I came across a new book called “The Wisdom of Psychopaths: What Saints, Spies and Serial Killers Can Teach Us About Success” by Kevin Dutton. A catchy title even for the motivational field. He claims that CEOs and lawyers are high in the psychopathy continuum. This sounds bad, but he makes the point that psychopathic traits really aren’t all bad. It’s all a matter of degree. He writes that the seven deadly “wins” are ruthlessness, charm, focus, mental toughness, fearlessness, mindfulness and action.
Dutton claims the brilliant neurosurgeon who lacks empathy is more like Ted Bundy who killed for pleasure than we may wish to admit, and that the mugger lurking in a dimly lit parking lot has the same nerveless poise as a titan of industry.
The “functional psychopaths,” unlike their murderous counterparts, use their detached, unflinching, and charismatic personalities to succeed in mainstream society, and that shockingly, in some fields, the more “psychopathic” people are, the more likely they are to succeed.
Dutton places lawyers second on the list for psychopathic tendencies. He quotes one lawyer: “Deep inside me there’s a serial killer lurking somewhere. But I keep him amused with cocaine, Formula One, booty calls, and coruscating cross-examination.” Thus my subject for this post – cross-examination for psychopaths. I don’t recommend all the former vices but I do the “coruscating” crosses. At the very least we are sublimating our anti-social tendencies through verbally confronting and dissecting witnesses. Dutton colorfully describes our evolution: “Streaming behind our supersonic, turbocharged brains are ancient Darwinian vapor trails stretching all the way back to the brutal , blood-soaked killing fields of prehistory.” I like “blood-soaked.”
The key traits to psychopathic success are: ruthlessness; intense capacity to focus, excluding all distractions such as fear; powerful reward motivation; a disposition to action; acute ability to read emotions in other people, without being moved by them; charisma; mental resilience; and mindfulness, the ability to live in the present moment. Include in that “the refrigerated heart of a ruthless, glacial predator.” Sounds a lot like a trial lawyer conducting a cross-examination.
Assuming his diagnosis is true, I am ready to embrace my inner Hannibal Lecter. In Thomas Harris’s books, Lecter possesses an extraordinary mental radar system to size up his victims and then destroy them. If only I had that psychopathic, serial killer sixth sense, imagine what I could do.
I want to get into their heads. Most people are not interested in what someone else is thinking or what they have to say. They act like they are listening, but they are only waiting for their turn to speak, anxiously waiting to jump in. I want to be zoned into their minds.

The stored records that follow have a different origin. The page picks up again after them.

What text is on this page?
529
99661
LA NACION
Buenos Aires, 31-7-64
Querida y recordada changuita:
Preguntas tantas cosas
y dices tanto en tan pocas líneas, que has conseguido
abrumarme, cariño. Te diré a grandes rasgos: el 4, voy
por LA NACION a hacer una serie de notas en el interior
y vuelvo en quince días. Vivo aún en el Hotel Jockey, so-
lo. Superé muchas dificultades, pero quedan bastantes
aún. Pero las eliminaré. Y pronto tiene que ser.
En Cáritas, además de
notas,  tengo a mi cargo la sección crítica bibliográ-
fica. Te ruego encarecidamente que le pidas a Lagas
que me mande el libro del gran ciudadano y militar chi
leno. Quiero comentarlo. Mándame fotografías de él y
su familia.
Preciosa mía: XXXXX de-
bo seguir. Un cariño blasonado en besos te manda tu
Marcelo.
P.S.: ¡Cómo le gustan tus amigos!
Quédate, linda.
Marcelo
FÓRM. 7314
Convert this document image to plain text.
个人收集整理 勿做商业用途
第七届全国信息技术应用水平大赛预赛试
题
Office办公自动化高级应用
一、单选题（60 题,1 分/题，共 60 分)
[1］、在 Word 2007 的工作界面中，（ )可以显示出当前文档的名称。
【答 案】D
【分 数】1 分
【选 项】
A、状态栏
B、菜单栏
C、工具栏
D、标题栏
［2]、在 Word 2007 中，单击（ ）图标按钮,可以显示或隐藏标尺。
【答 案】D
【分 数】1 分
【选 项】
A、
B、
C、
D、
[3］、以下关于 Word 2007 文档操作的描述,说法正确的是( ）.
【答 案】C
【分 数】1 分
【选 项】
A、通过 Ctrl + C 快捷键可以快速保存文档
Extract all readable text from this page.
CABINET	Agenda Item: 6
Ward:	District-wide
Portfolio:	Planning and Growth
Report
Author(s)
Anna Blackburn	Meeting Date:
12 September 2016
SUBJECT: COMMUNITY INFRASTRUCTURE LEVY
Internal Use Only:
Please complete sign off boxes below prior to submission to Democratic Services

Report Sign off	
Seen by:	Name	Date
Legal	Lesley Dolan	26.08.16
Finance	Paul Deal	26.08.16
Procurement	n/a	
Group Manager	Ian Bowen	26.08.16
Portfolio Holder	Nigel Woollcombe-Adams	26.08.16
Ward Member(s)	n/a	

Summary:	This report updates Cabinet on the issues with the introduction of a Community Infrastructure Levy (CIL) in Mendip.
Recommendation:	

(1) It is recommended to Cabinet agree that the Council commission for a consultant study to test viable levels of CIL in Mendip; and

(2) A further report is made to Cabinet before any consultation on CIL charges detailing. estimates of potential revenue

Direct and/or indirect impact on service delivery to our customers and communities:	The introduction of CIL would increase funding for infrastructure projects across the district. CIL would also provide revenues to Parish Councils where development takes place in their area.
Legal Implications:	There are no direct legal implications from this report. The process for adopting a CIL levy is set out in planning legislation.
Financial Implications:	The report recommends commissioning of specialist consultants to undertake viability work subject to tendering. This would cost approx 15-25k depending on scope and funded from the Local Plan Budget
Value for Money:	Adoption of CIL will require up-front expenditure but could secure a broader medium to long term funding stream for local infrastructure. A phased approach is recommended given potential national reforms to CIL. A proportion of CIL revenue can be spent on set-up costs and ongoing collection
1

With Lecter’s radar I could read them like an ebook. I know that people exude information and if I could only see it all. . . . It flows from their mouths, it advertises in every mannerism, tic and twitch. Whether they are shy, materialistic, body conscious, vain, fluent in cliche, brimming in aphorism and tabloid axioms, they reveal themselves in thousands of different ways. I want to be sensitive to the signals. To identify them like a bird-watcher cataloging avian species.
I want to dissect their clothes, listen for changes in their voices and watch their eye movements. Recognize their pupil dilation, pore size, skin flush, rate of breathing. Search out the poker tells.
I want to know what they put in their shopping carts. Which magazines they read and TV shows they watch. What wave length are they operating on. Whether they appear perturbed. Acts hunted or feigns contrition or constructs a defense for themselves. Are they delaying their answers or embellishing them with extra detail? Are there outward signs of stress in their posture or their faces? Are they playing games or being straight?
I know in my heart of hearts that everybody lies – every day, every hour, awake, asleep, even in their dreams. Every part of their bodies – their tongue, their hands, their toes, their eyes, their attitude – all will display their deceptions. If only I could see it.
Armed with all this information I could easily lever open their defenses. Then assault them with laser-like questions which shatter their confidence and force devastating admissions. They dribble off the witness stand forming a pool on the floor. And I do it without any conscience — just like Lecter.
And after the trial I take my meds and return to normal.
addendum: I just watched an episode of the BBC series Sherlock. Brilliant show. I love Benedict Cumberbatch playing Holmes. But the purpose of this addendum is to point out one line spoken by Sherlock: “I’m not a psychopath; I’m a high-functioning sociopath.” Perhaps that is a superior diagnosis for the most effective cross-examiners. I interpret Holmes comment to mean he doesn’t solve cases to serve some notion of justice, but for the selfish satisfaction of winning.